What did you learn from the experimental classes?

Whenever you get down on the floor, your dog gets wound up. You're at eye level. When I bring the mat out, I had to find a way to calm [the dog] down. There's even one position in yoga, downward-facing dog, that dogs get in when they want to play. I started doing little stretches [with the dog], little massages, using my own breath, not allowing myself to get agitated. When I first did doga in February, all the owners were yelling at their dogs: "Be quiet!" The first thing we did in the class was centering. It's really for the humans: Be OK with whatever your dog is doing. Don't allow yourself to become agitated. Hold on to the leash! But still keep yourself focused on your breath. By the end of the hour, all the dogs were lying on the floor.

 

Toby seems to be able to enter a state of calm at will ... when he feels like it, anyway.

An animal doesn't sit and stew. There's a lot we can teach our dogs. But there's a lot they can teach us.

 

Do you notice doga making a difference with the dogs?

It's not until halfway through class that you see some of the dogs start to sit. One of the things we're thinking of doing is asking people to come a little early, to get over some of that energy ... so the dogs can do all their sniffing. Our emotional state affects our dogs. As they're reading your body posture and your breathing, they can tell how you're feeling. They can also read when we feel safe and centered. They've done studies that have found that when you pet animals, it actually lowers your blood pressure, which is what we're trying to do in yoga. When you're calm, your dog senses, "They're at a place of peace; I can go there too." I don't think it's a class where the dogs are going to be transformed ... are going to end up standing on their noses.

 

But you still managed to do some doga exercises, from massage and walking to eye contact and postures.

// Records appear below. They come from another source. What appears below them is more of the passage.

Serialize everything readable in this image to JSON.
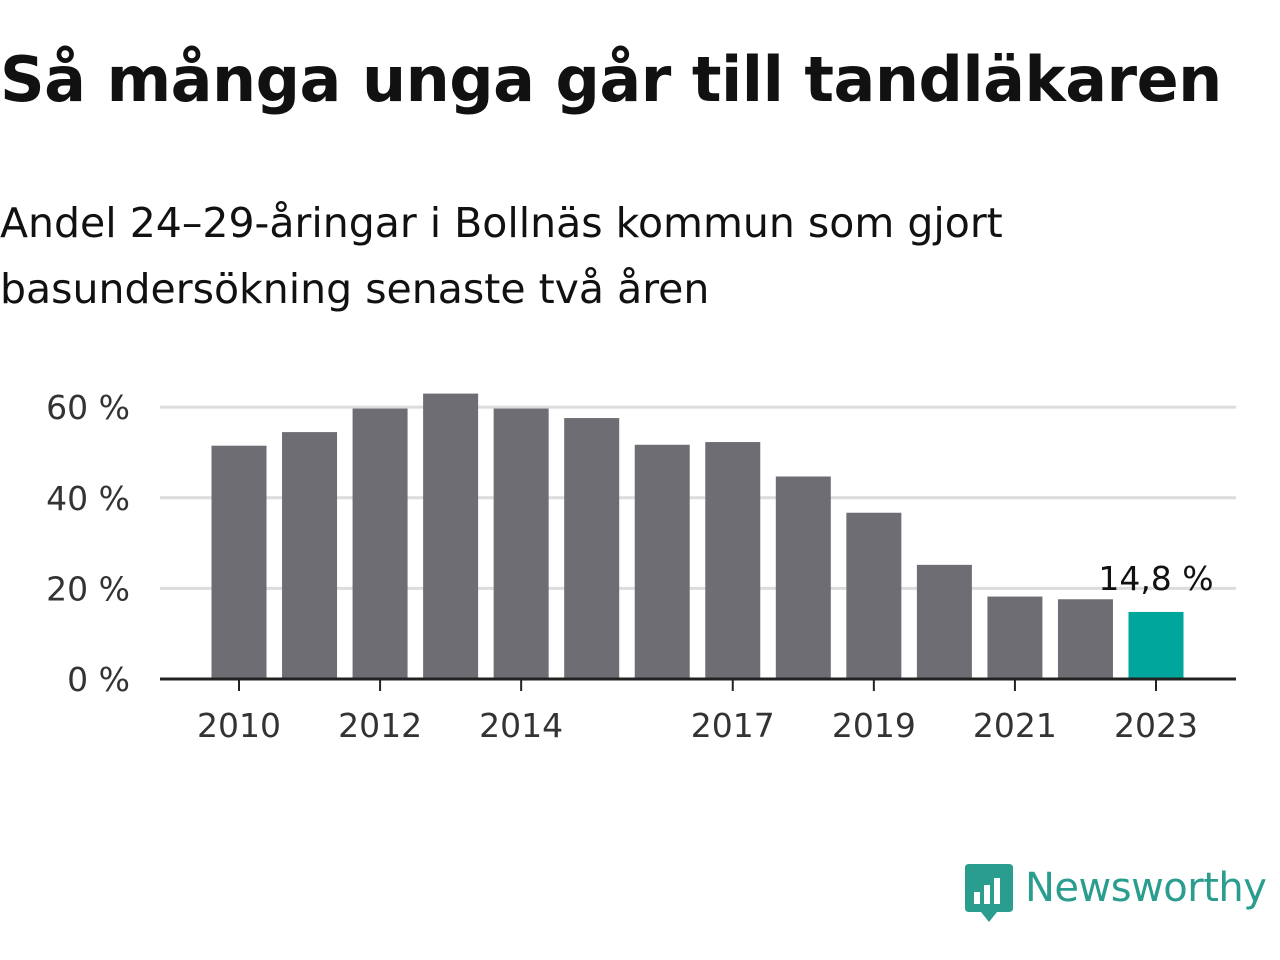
{
  "title": "Så många unga går till tandläkaren",
  "subtitle": "Andel 24–29-åringar i Bollnäs kommun som gjort basundersökning senaste två åren",
  "brand": {
    "name": "Newsworthy",
    "color": "#2a9d8f",
    "icon": "bar-chart-speech-bubble-icon"
  },
  "chart_data": {
    "type": "bar",
    "x": [
      2010,
      2011,
      2012,
      2013,
      2014,
      2015,
      2016,
      2017,
      2018,
      2019,
      2020,
      2021,
      2022,
      2023
    ],
    "values": [
      51.5,
      54.5,
      59.7,
      63.0,
      59.7,
      57.6,
      51.7,
      52.3,
      44.7,
      36.7,
      25.2,
      18.2,
      17.6,
      14.8
    ],
    "x_tick_labels": [
      "2010",
      "2012",
      "2014",
      "2017",
      "2019",
      "2021",
      "2023"
    ],
    "y_ticks": [
      "0 %",
      "20 %",
      "40 %",
      "60 %"
    ],
    "ylim": [
      0,
      66
    ],
    "grid": true,
    "colors": {
      "bar": "#6e6d73",
      "highlight": "#00a59b"
    },
    "highlight_index": 13,
    "annotation": {
      "label": "14,8 %",
      "index": 13
    },
    "xlabel": "",
    "ylabel": ""
  }
}
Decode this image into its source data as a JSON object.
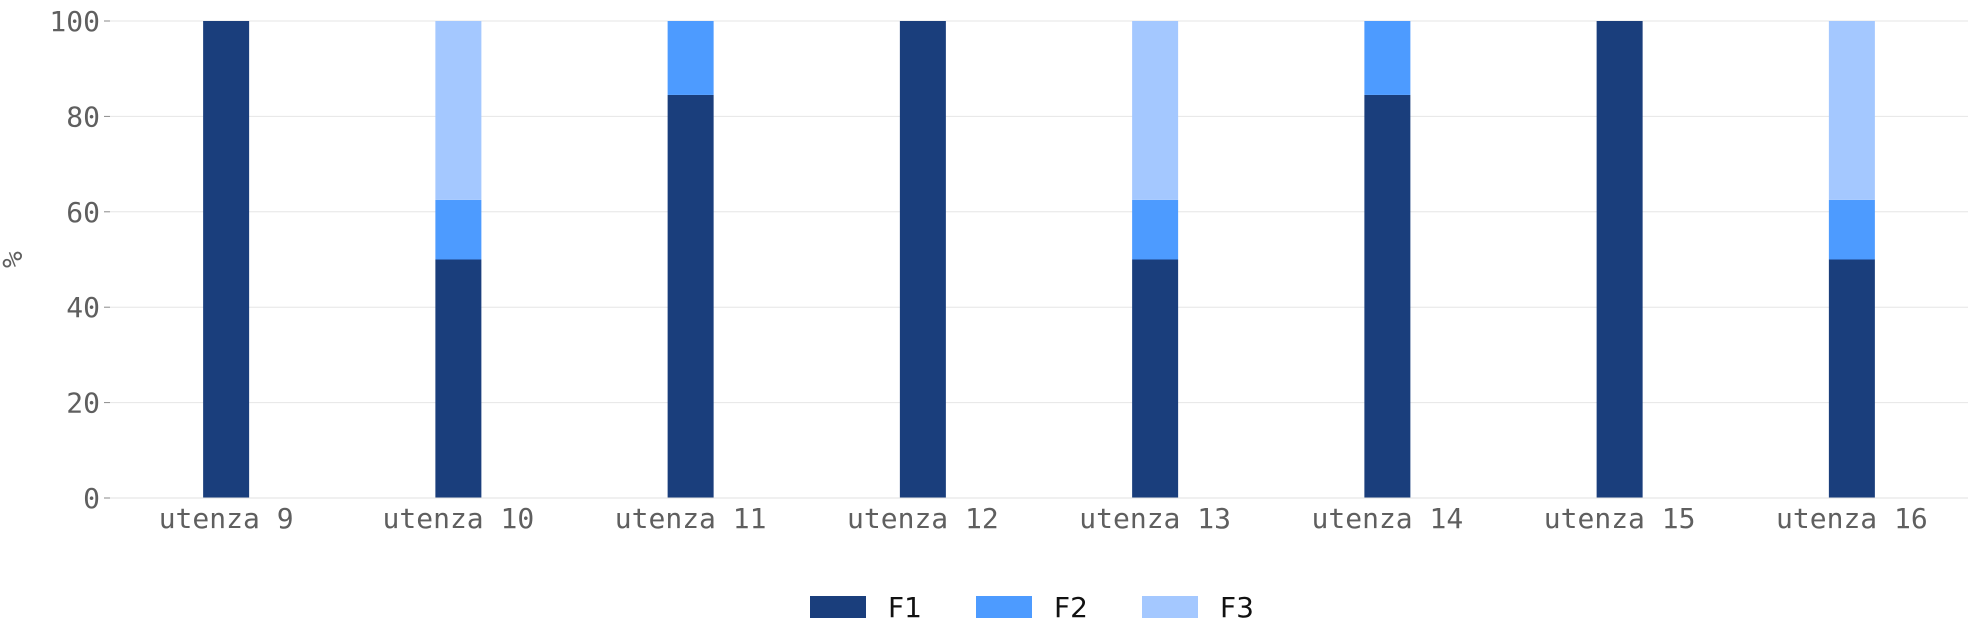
{
  "chart_data": {
    "type": "bar",
    "stacked": true,
    "categories": [
      "utenza 9",
      "utenza 10",
      "utenza 11",
      "utenza 12",
      "utenza 13",
      "utenza 14",
      "utenza 15",
      "utenza 16"
    ],
    "series": [
      {
        "name": "F1",
        "color": "#1a3e7c",
        "values": [
          100,
          50,
          84.5,
          100,
          50,
          84.5,
          100,
          50
        ]
      },
      {
        "name": "F2",
        "color": "#4d9bff",
        "values": [
          0,
          12.5,
          15.5,
          0,
          12.5,
          15.5,
          0,
          12.5
        ]
      },
      {
        "name": "F3",
        "color": "#a4c8ff",
        "values": [
          0,
          37.5,
          0,
          0,
          37.5,
          0,
          0,
          37.5
        ]
      }
    ],
    "ylabel": "%",
    "ylim": [
      0,
      100
    ],
    "yticks": [
      "0",
      "20",
      "40",
      "60",
      "80",
      "100"
    ],
    "grid": true,
    "legend_position": "bottom-center"
  }
}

In walking, I wanted to do something that might be a little meditative for the dog, and make it repetitious so the dogs aren't thinking, "What going to happen next? Who can I jump on?" The next exercise was eye contact. Wherever you look is where your mind goes. I wanted to have humans and dogs making eye contact. It's actually really sweet, where you're looking into your pet's eyes. It's this really loving connection. It can be a sign of provocation, if you go up to a strange dog. But ... a dog or cat will naturally want to look into your eyes.

 

When we got the dogs calmed down, we started with some leg rotation-type stretches. Then we came to the fun part. There are dog postures humans can do. But our bone structures are very different ... their spines and hips are very different.

 

At the end, we did a meditation. Some people put one hand on their heart and one hand on their dog's heart, just trying to send a loving message to their pet. It's a Buddhist meditation, just to send loving and compassion to your pet ... and to all pets outside the shelter and everywhere.

 

Has doga changed Toby?

We have another dog that we just got in April from the Animal Rescue League. He probably needs it more than Toby. We've been cleaning up a lot of urine around the house. He needs a calm, reassuring voice. I took him to the classes. It helped a little. He was lying on the floor by the end of the class. We saw a difference in all the dogs ... it was just a matter of where they started.